Friday 4 January 2013

A (few) words to the wise

Here are the conclusions (categorized, mildly edited & slightly extended) from Boehm's retrospective of the past 50 years of software development.

Some of these are contradictory. Such is the way of wisdom.

Skepticism and Critical Thinking:
  • Be self-aware. Know your own strengths and weaknesses, and how to manage them.
  • Don’t believe everything you read. Be wary of the downslope of the Gartner "hype-cycle" roller-coaster.
  • Be skeptical about silver bullets, and one-size-fits-all solutions.
  • Avoid falling in love with your slogans. YAGNI (you aren’t going to need it) is not always true.
Total Commitment to Quality:
  • Avoid cowboy programming.

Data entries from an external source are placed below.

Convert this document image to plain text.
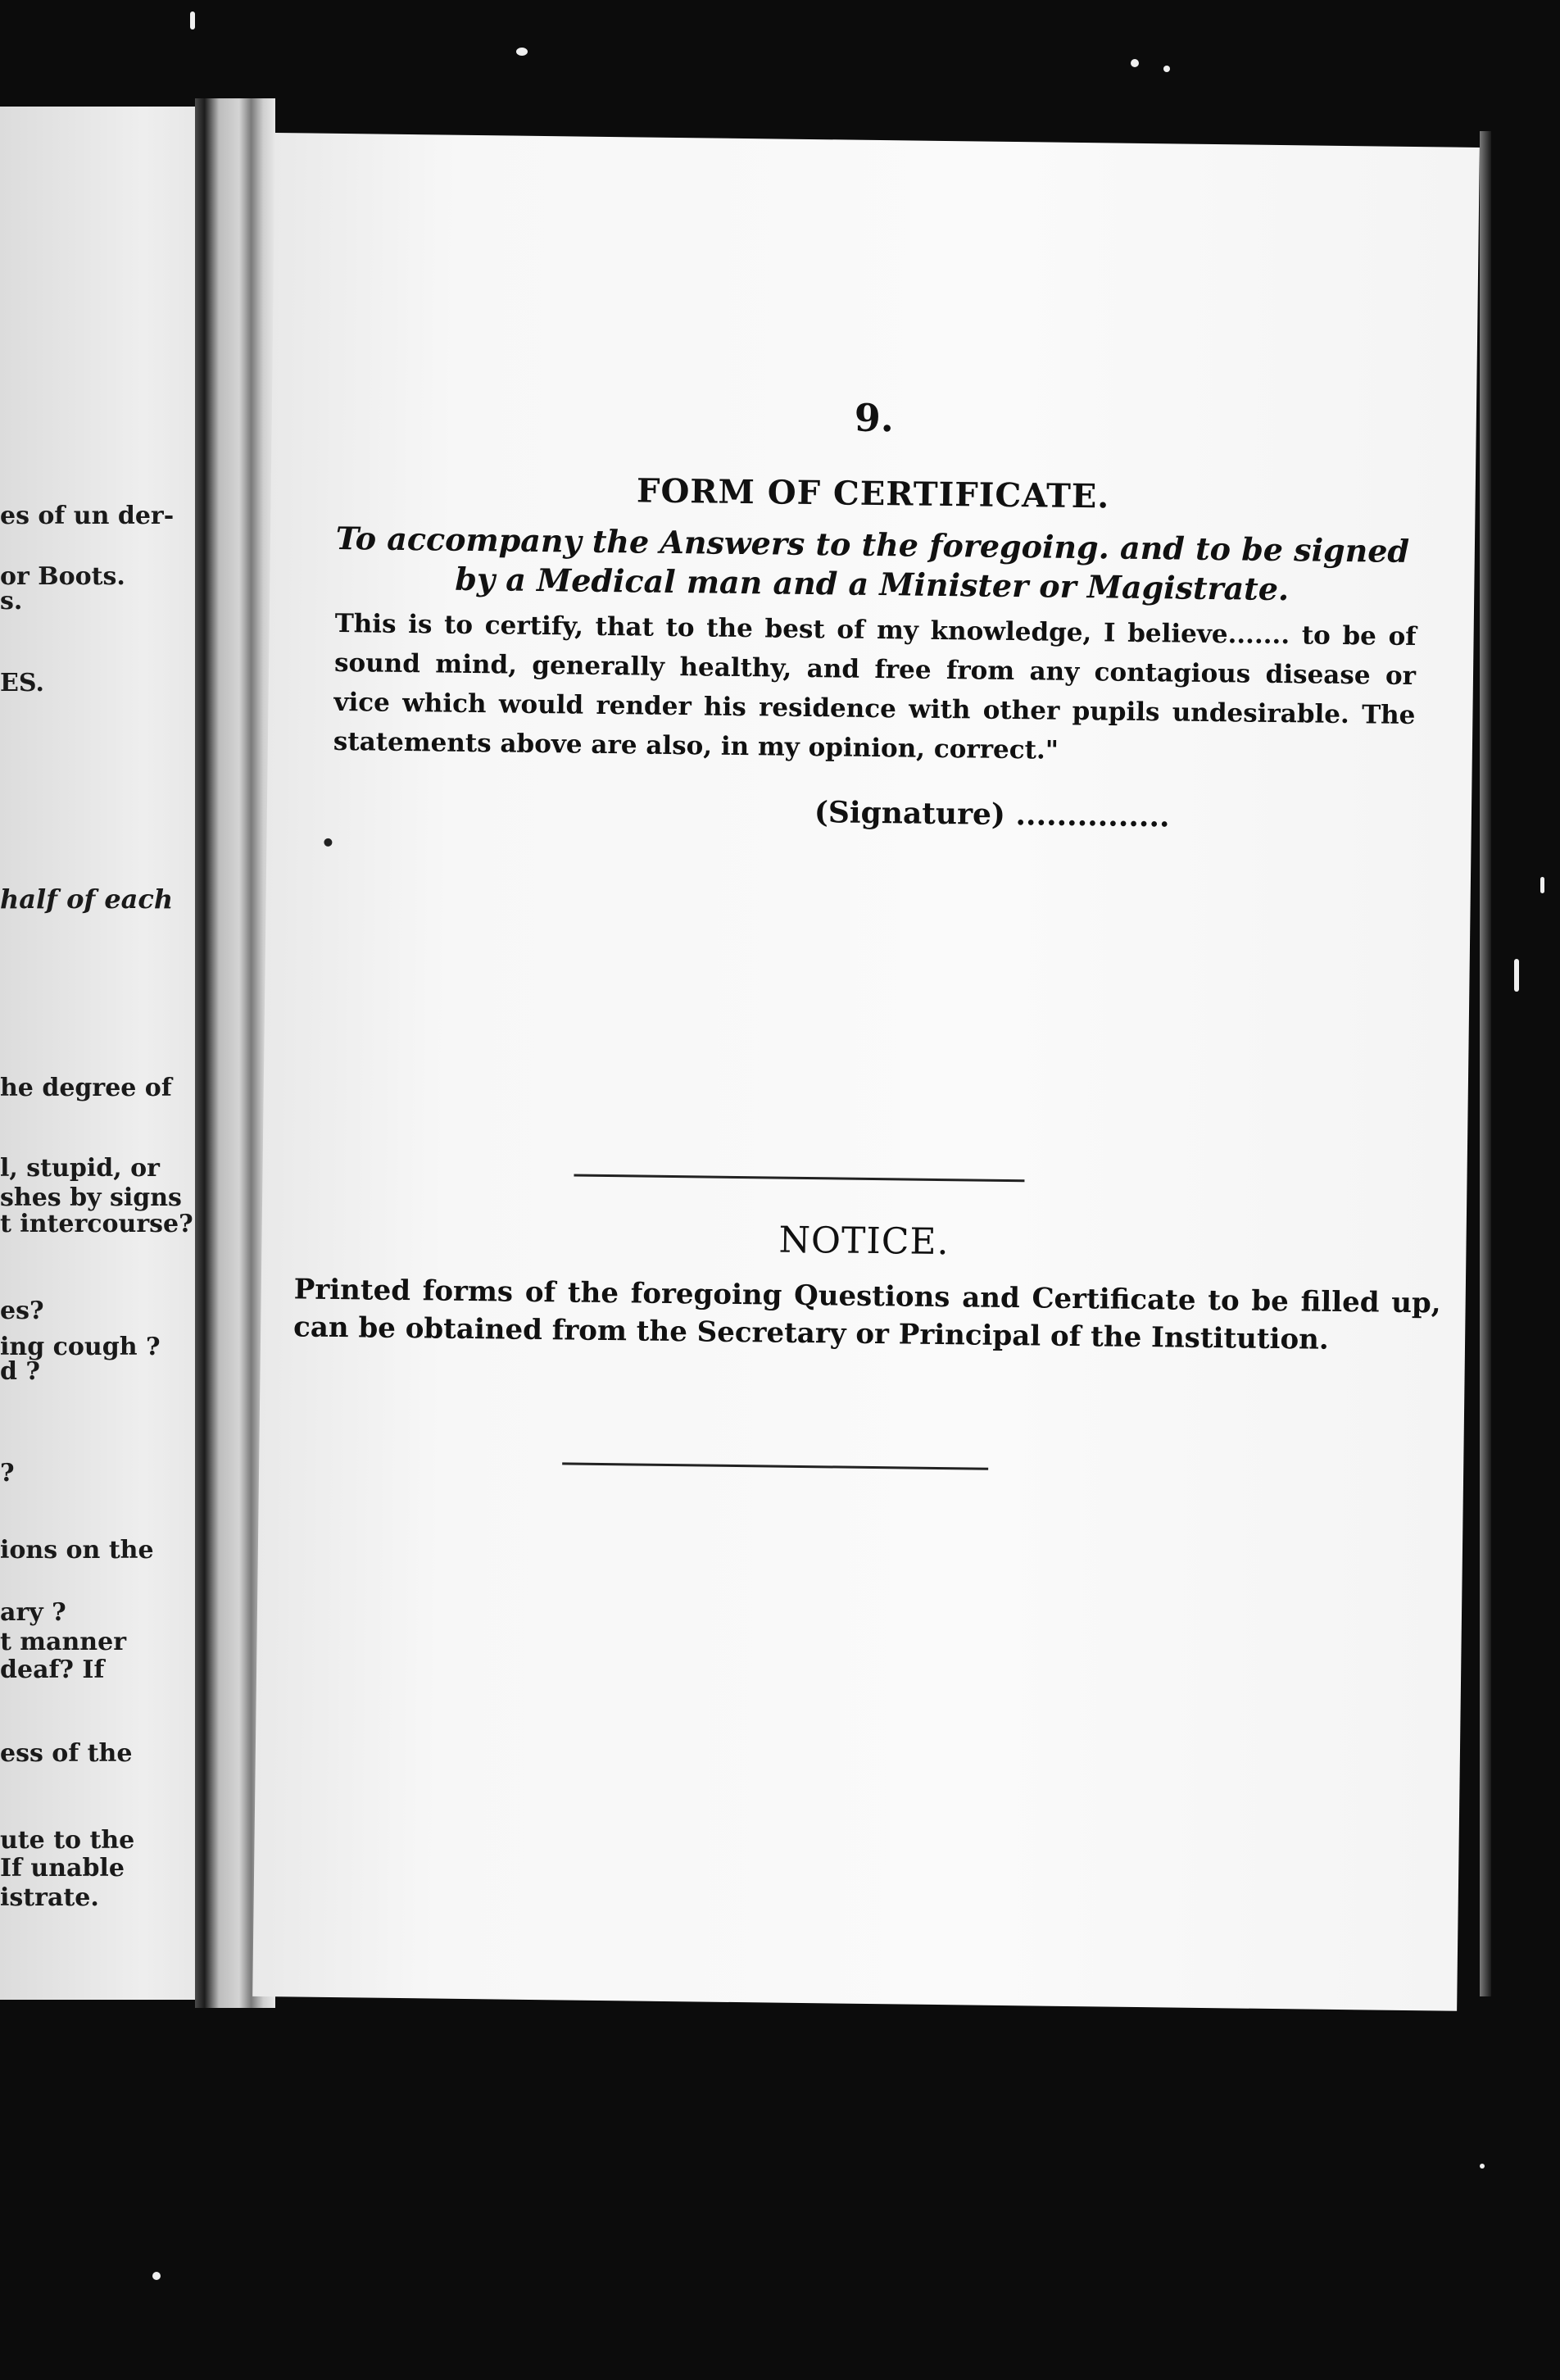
es of un der-
or Boots.
s.
ES.
half of each
he degree of
l, stupid, or
shes by signs
t intercourse?
es?
ing cough ?
d ?
?
ions on the
ary ?
t manner
deaf? If
ess of the
ute to the
If unable
istrate.
9.
FORM OF CERTIFICATE.
To accompany the Answers to the foregoing. and to be signed by a Medical man and a Minister or Magistrate.
This is to certify, that to the best of my knowledge, I believe....... to be of sound mind, generally healthy, and free from any contagious disease or vice which would render his residence with other pupils undesirable. The statements above are also, in my opinion, correct."
(Signature) ...............
NOTICE.
Printed forms of the foregoing Questions and Certificate to be filled up, can be obtained from the Secretary or Principal of the Institution.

The last-minute all-nighter frequently doesn’t work, and the patches get ugly fast.
  • Eliminate errors early. Even better, prevent them in the future via root cause analysis.
  • Be quick, but don’t hurry. Overambitious early milestones usually result in incomplete and incompatible specifications and lots of rework.
Flexibility and Craftsmanship:
  • Avoid using a rigorous sequential process. The world is getting too tangeable and unpredictable for this, and it’s usually slower.
  • Avoid Top-down development and reductionism. COTS, reuse, IKIWISI, rapid changes and emergent requirements make this increasingly unrealistic for most applications.
  • Look before you leap. Premature commitments can be disastrous (Marry in haste; repent at leisure – when any leisure is available).
  • Keep your reach within your grasp. Some systems of systems may just be too big and complex.
Clarity and Communication:
  • Determine the system’s purpose. Without a clear shared vision, you’re likely to get chaos and disappointment. Goal-question-metric is another version of this.
  • Make software useful to people. This is the other part of the definition of “engineering.”
  • Consider and satisfice all of the stakeholders’ value propositions. If success-critical stakeholders are neglected or exploited, they will generally counterattack or refuse to participate, making everyone a loser.
  • Have an exit strategy. Manage expectations, so that if things go wrong, there’s an acceptable fallback.
The Skill and The Discipline:
  • Respect software’s differences. You can’t speed up its development indefinitely. Since it’s invisible, you need to find good ways to make it visible and meaningful to different stakeholders.
  • What’s good for products is good for process, including architecture, reusability, composability, and adaptability.
  • If change is rapid, adaptability trumps repeatability.
  • Don’t neglect the sciences. This is the first part of the definition of “engineering”. It should not include just mathematics and computer science, but also behavioral sciences, economics, and management science. It should also include using the scientific method to learn through experience.
Performance:
  • Time is money. People generally invest in software to get a positive return. The sooner the software is fielded, the sooner the returns come – if it has satisfactory quality.
  • These are many roads to increased productivity, including staffing, training, tools, reuse, process improvement, prototyping, and others.
  • Think outside the box. Repetitive engineering would never have created the Arpanet or Engelbart’s mouse-and-windows GUI. Have some fun prototyping; it’s generally low-risk and frequently high reward.